Innere und äußere Vorgänge und Zustände werden in den Gedichten beobachtend beschrieben. Situationen und Stimmungen werden mit unterschiedlichen sprachlichen Mitteln (poetische Verfremdungen, kleine Bedeutungsverschiebungen) skizziert.

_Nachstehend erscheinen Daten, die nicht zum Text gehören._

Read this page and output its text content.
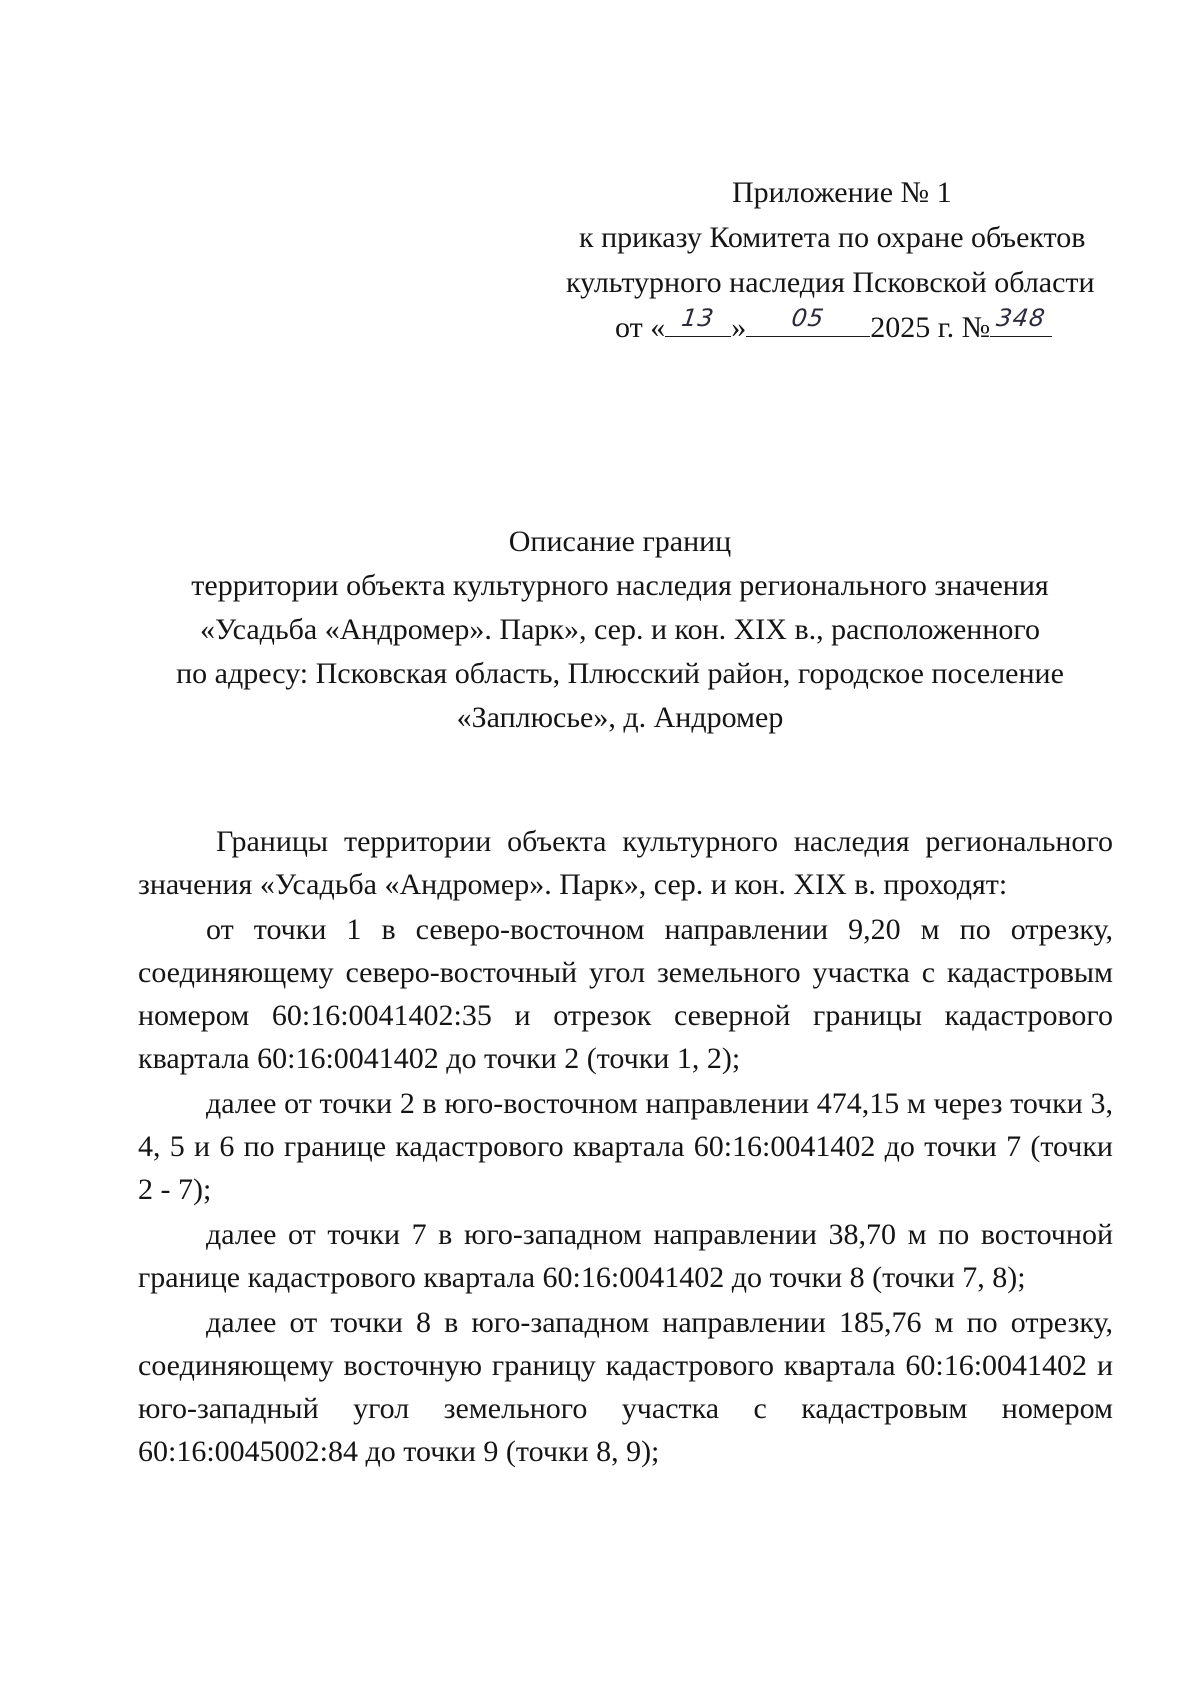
Приложение № 1
к приказу Комитета по охране объектов
культурного наследия Псковской области
от « 13 »	05	2025 г. № 348
Описание границ
территории объекта культурного наследия регионального значения
«Усадьба «Андромер». Парк», сер. и кон. XIX в., расположенного
по адресу: Псковская область, Плюсский район, городское поселение
«Заплюсье», д. Андромер

Границы территории объекта культурного наследия регионального значения «Усадьба «Андромер». Парк», сер. и кон. XIX в. проходят:

от точки 1 в северо-восточном направлении 9,20 м по отрезку, соединяющему северо-восточный угол земельного участка с кадастровым номером 60:16:0041402:35 и отрезок северной границы кадастрового квартала 60:16:0041402 до точки 2 (точки 1, 2);

далее от точки 2 в юго-восточном направлении 474,15 м через точки 3, 4, 5 и 6 по границе кадастрового квартала 60:16:0041402 до точки 7 (точки 2 - 7);

далее от точки 7 в юго-западном направлении 38,70 м по восточной границе кадастрового квартала 60:16:0041402 до точки 8 (точки 7, 8);

далее от точки 8 в юго-западном направлении 185,76 м по отрезку, соединяющему восточную границу кадастрового квартала 60:16:0041402 и юго-западный угол земельного участка с кадастровым номером 60:16:0045002:84 до точки 9 (точки 8, 9);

Es entstehen Momentaufnahmen, die szenisch aufgebaut sind und so in vielen Fällen einer Filmsequenz ähneln, oder stilllebenartig arrangierte Einzelheiten, die eine bestimmte Atmosphäre vermitteln, oft über die aufgezeichneten Sinneseindrücke, die Wahrnehmung über das Hören, Sehen und Ähnliches. Es geht um Feinheiten, um Irritationen und um Brüche und dabei geht es immer um ein Ausloten der Möglichkeiten von Sprache und Bildern.
In vielen Gedichten steht ein lyrisches Ich einem Ansprechpartner gegenüber. Das lyrische Ich setzt sich in Bezug zu seinem Gegenüber, sucht den Kontakt, sucht die Verortung des Eigenen und Anderen und richtet seine Aufmerksamkeit auf dieses Gegenüber, ein Du.